When I shared some of these unexpected finding with our direct client, he was visibly upset and asked me for some immediate advice. I took a little time to see if there were other examples of this happening and to research some of the best practices if there were any. What I discovered was that this is happening more frequently as sales teams turnover and the economy continues to strengthen.
Here are 3 tips Sales Leaders and Business Leaders should think about if you have this situation or want to avoid it:
- Support your top performing sales professionals no matter what
They are your lifeblood and will be there for you when things start to slow down. It’s completely negligent to let them feel that they aren’t appreciated or liked by their own organization and especially by other sales people on your team. Now, before you think to yourself, “Oh, that can’t happen to us.” Remember the impetus behind this blog was a Sales Leader who had no idea it was happening right in front of him.
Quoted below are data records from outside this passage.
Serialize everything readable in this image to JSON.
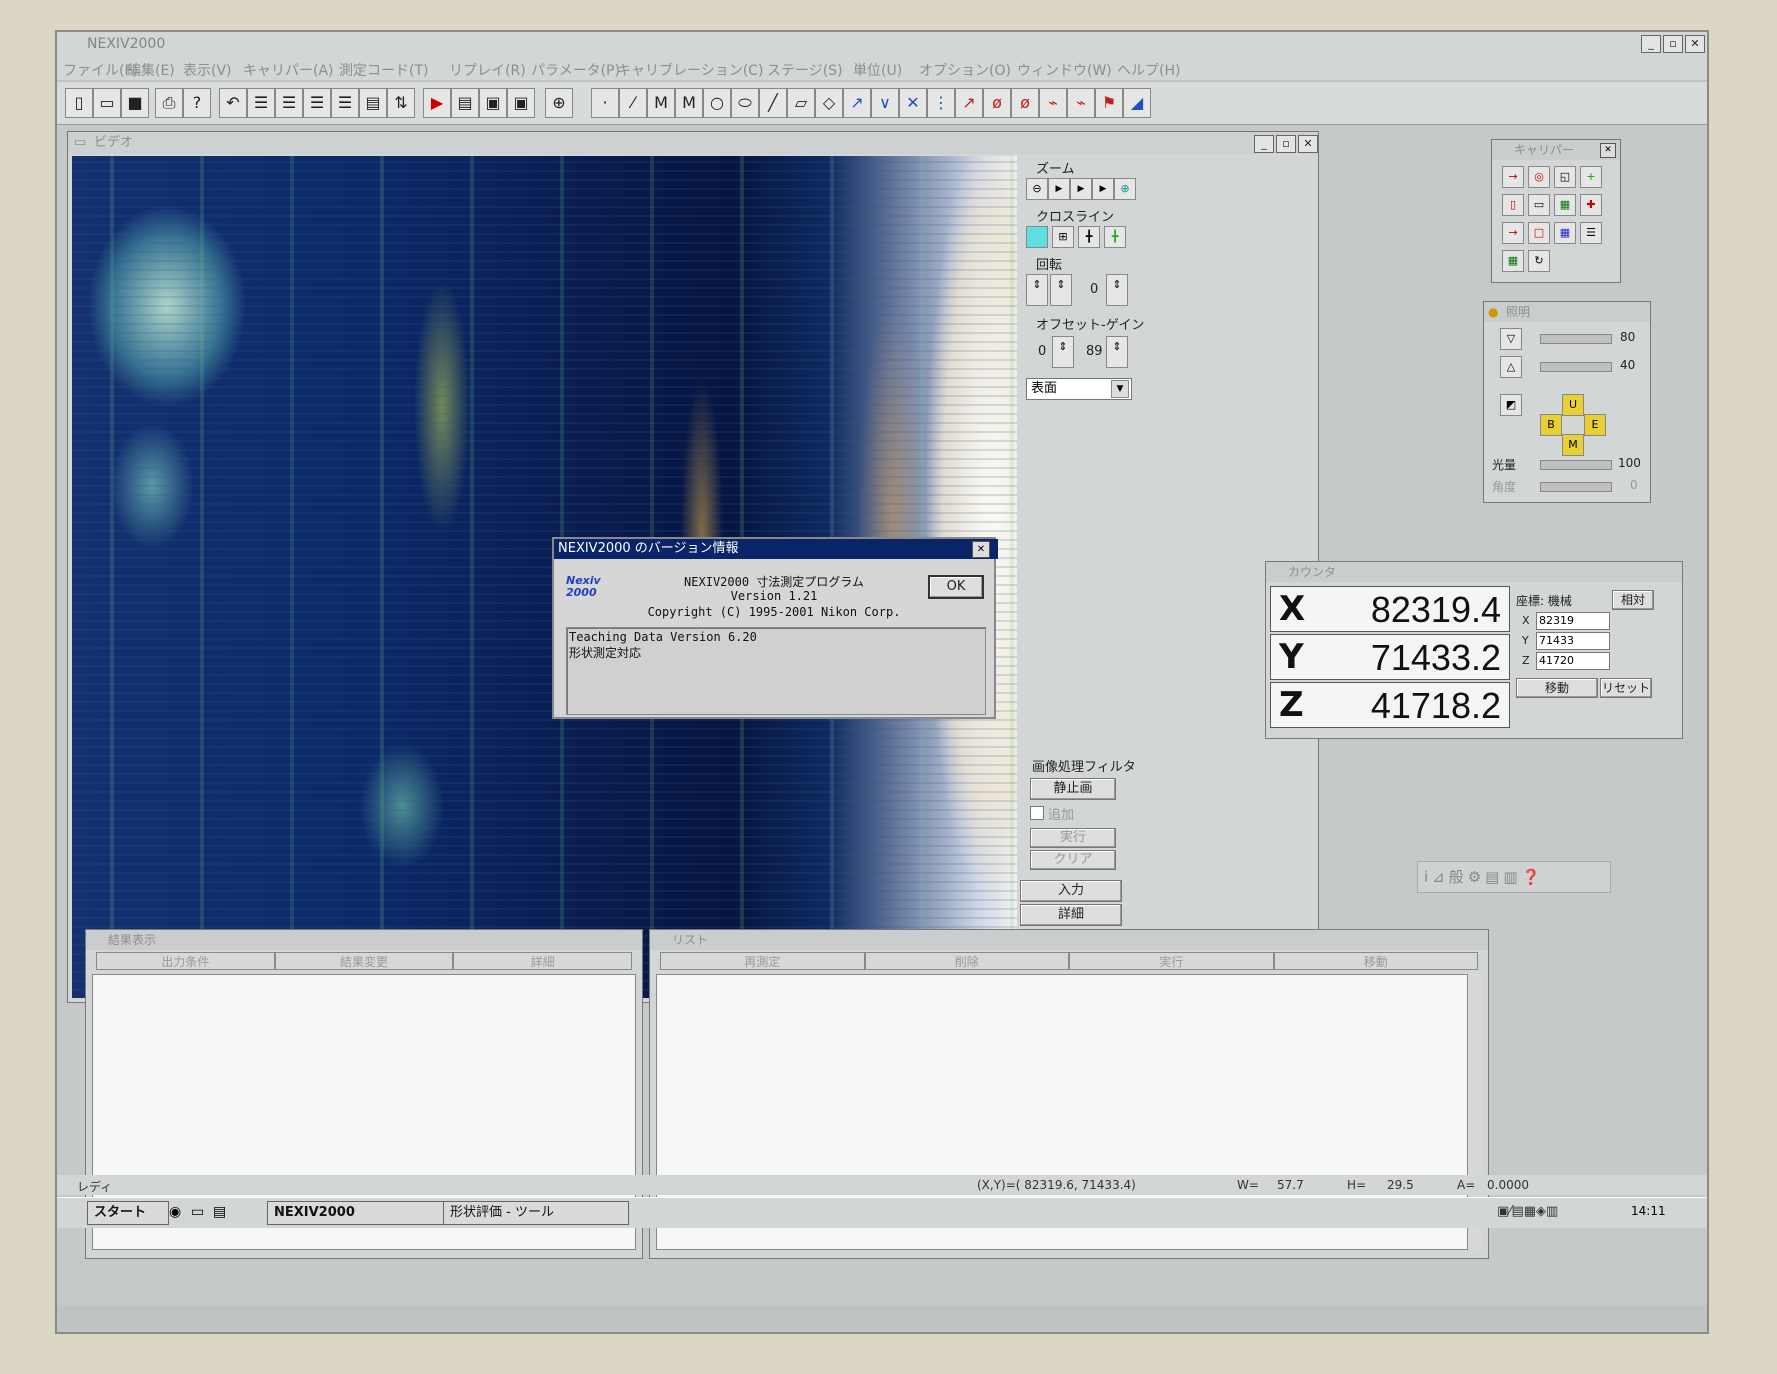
{
  "app_title": "NEXIV2000",
  "menu": [
    "ファイル(F)",
    "編集(E)",
    "表示(V)",
    "キャリパー(A)",
    "測定コード(T)",
    "リプレイ(R)",
    "パラメータ(P)",
    "キャリブレーション(C)",
    "ステージ(S)",
    "単位(U)",
    "オプション(O)",
    "ウィンドウ(W)",
    "ヘルプ(H)"
  ],
  "window_buttons": [
    "_",
    "▫",
    "✕"
  ],
  "video_window": {
    "title": "ビデオ"
  },
  "side": {
    "zoom_label": "ズーム",
    "crossline_label": "クロスライン",
    "rotate_label": "回転",
    "rotate_value": "0",
    "offset_gain_label": "オフセット-ゲイン",
    "offset_value": "0",
    "gain_value": "89",
    "surface_select": "表面",
    "image_filter_label": "画像処理フィルタ",
    "still_button": "静止画",
    "add_checkbox": "追加",
    "exec_button": "実行",
    "clear_button": "クリア",
    "input_button": "入力",
    "detail_button": "詳細"
  },
  "dialog": {
    "title": "NEXIV2000 のバージョン情報",
    "line1": "NEXIV2000 寸法測定プログラム",
    "line2": "Version 1.21",
    "line3": "Copyright (C) 1995-2001 Nikon Corp.",
    "ok": "OK",
    "box_line1": "Teaching Data Version 6.20",
    "box_line2": "形状測定対応",
    "logo_text": "Nexiv 2000"
  },
  "caliper": {
    "title": "キャリパー"
  },
  "lighting": {
    "title": "照明",
    "val1": "80",
    "val2": "40",
    "light_amount_label": "光量",
    "light_amount_value": "100",
    "angle_label": "角度",
    "angle_value": "0"
  },
  "counter": {
    "title": "カウンタ",
    "x_label": "X",
    "x_value": "82319.4",
    "y_label": "Y",
    "y_value": "71433.2",
    "z_label": "Z",
    "z_value": "41718.2",
    "coord_label": "座標: 機械",
    "relative_button": "相対",
    "in_x_label": "X",
    "in_x": "82319",
    "in_y_label": "Y",
    "in_y": "71433",
    "in_z_label": "Z",
    "in_z": "41720",
    "move_button": "移動",
    "reset_button": "リセット"
  },
  "results": {
    "title": "結果表示",
    "tabs": [
      "出力条件",
      "結果変更",
      "詳細"
    ]
  },
  "list": {
    "title": "リスト",
    "tabs": [
      "再測定",
      "削除",
      "実行",
      "移動"
    ]
  },
  "status": {
    "ready": "レディ",
    "xy": "(X,Y)=(   82319.6,   71433.4)",
    "w_label": "W=",
    "w": "57.7",
    "h_label": "H=",
    "h": "29.5",
    "a_label": "A=",
    "a": "0.0000"
  },
  "taskbar": {
    "start": "スタート",
    "task1": "NEXIV2000",
    "task2": "形状評価 - ツール",
    "clock": "14:11"
  },
  "colors": {
    "dialog_title_bg": "#0a246a",
    "video_bg": "#0c2a6a"
  }
}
- Don’t Let Poor Performers Create a Toxic Environment
It’s very easy as a Business Leader to get sucked into the toxic swamp of negatively. It starts slowly and usually is about a jerk customer, and then it turns to the products, but it usually ends with the rats turning on each other. That’s what the poor performers do; they’d rather bitch about all of the things wrong than take ownership and follow the best practices of the top performers.
- Coach Your Top Performers to Coach the Poor Performers
Part of the reason they may be poor performers is they don’t have the coaching and support needed to be successful. There is no better resource than your top performers in terms of lending their expertise. The secret to success is to make sure you aren’t asking the top performers to work with toxic poor performers as it’s up to you to exit them from the organization before enlisting their help.